Cellular Model of Severe Congenital Neutropenia Reveals the Molecular Mechanism of Mutant Elastase-Mediated Agranulocytosis.

Severe congenital neutropenia (SCN) or Kostmann’s syndrome defines an inheritable hematopoietic disorder of an impaired neutrophil production in the bone marrow due to a “maturation arrest” at promyelocytic stage of differentiation in the marrow. SCN patients have recurring severe infections and may evolve to develop leukemia. We reported accelerated apoptosis and cell cycle arrest of bone marrow-derived myeloid progenitor cells in SCN patients with acquired, autosomal dominant, as well as autosomal recessive inheritance. We also reported that approximately 80% of these patients have heterozygous mutations in the neutrophil elastase (NE) gene encoding a serine protease normally targeted to azurophil granules. Neither knock-in of mutant elastase nor a knock-out of normal neutrophil elastase caused severe neutropenia in mice. Therefore, we established a cellular model of SCN with tetracycline-regulated expression of mutant NE in human promyelocytic tet-off HL-60 cells. Induced expression of mutant elastase in these cells led to a reduced mitochondrial membrane potential and subsequent caspase-independent apoptosis and cell cycle arrest as determined by flow cytometry. Block of differentiation of DMSO-treated cells was also observed in tet-off HL-60 cells with induced expression of mutant NE, similar to that in SCN patients. This cellular model of SCN very closely recapitulates the human severe neutropenia phenotype.

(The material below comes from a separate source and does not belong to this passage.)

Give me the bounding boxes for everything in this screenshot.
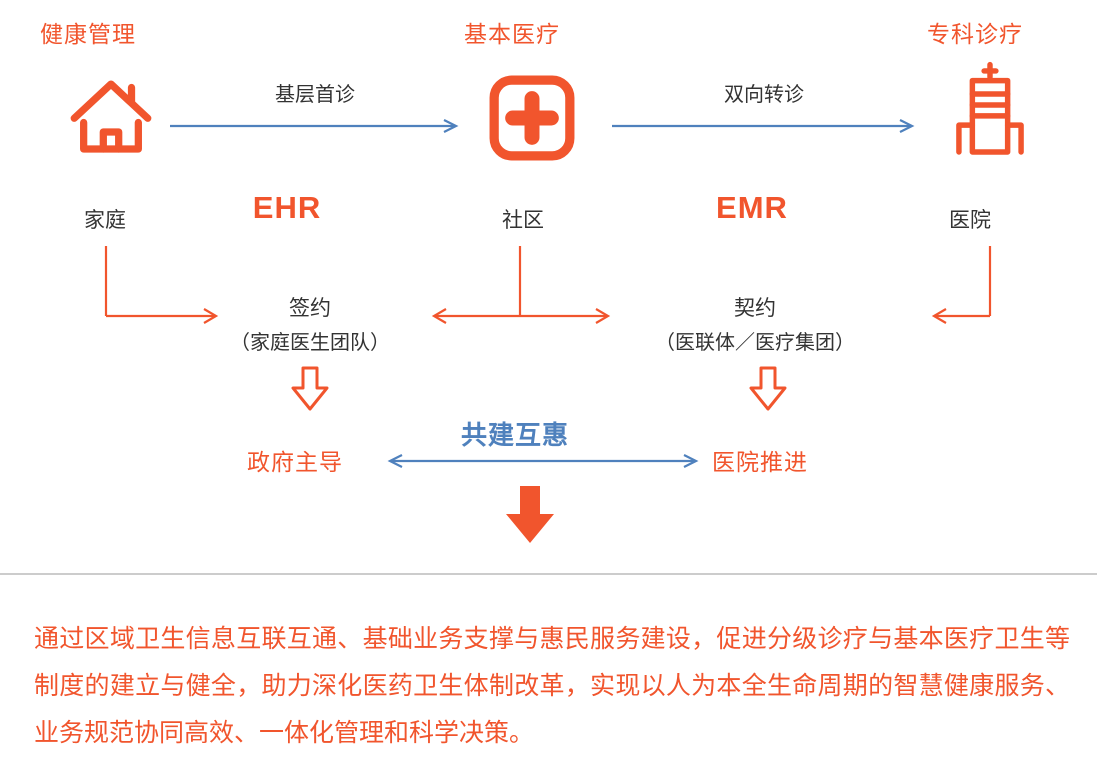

To elucidate the molecular mechanisms of mutant NE-mediated neutropenia, we employed various proteomics methods, including ICAT analysis, two-dimensional gel electrophoresis, immunoprecipitation, LC-MS/MS and identified a number of proteins with altered level of expression including apoptosis and cell cycle regulatory gene products, transcription factor and cytoskeleton proteins. Changes in the protein expression profiles revealed the abnormal molecular events underlying the impaired cell survival and cell cycle arrest and suggested additional pathways implicated in pathogenesis of SCN. Immunostaining of control cells with phalloidin revealed a weak F-actin polymerization in cell periphery, which helps to maintain cell shape flexibility, and intracellular long F-actin filaments supporting the normal cytoskeleton. In contrast, cells expressing mutant NE, exhibited an increased polymerization of F-actin in the periphery, with apparent increase in lamellipodia that may contribute to an increased phosphatydilserine exposure in apoptotic cells expressing mutant elastase. The hyperpolymerization of F-actin, which appears to stem from an elevated level of RhoA, a member of the RAS-superfamily of GTPases, makes the cells more rigid and less flexible thus contributing to impaired cell cycle progression in cells expressing mutant NE. Impaired cell survival in these cells is associated with a significant reduction in the level of phosphorylated PKB/Akt, which in turn appears to be a consequence of a decreased level of PI3kinase in response to expression of mutant NE. Interestingly, G-CSF treatment of mutant NE expressing cells resulted in restoration of the level of phospho-Akt to near normal level comparable to that in control cells with normal NE expression. These data may explain the anti-apoptotic effect of G-CSF in SCN. Thus, these data demonstrate that the cellular model of SCN based on tet-off HL-60/mutNE cells with inducible expression of mutant elastase is useful to unravel the cellular and molecular mechanisms of mutant NE-mediated severe neutropenia.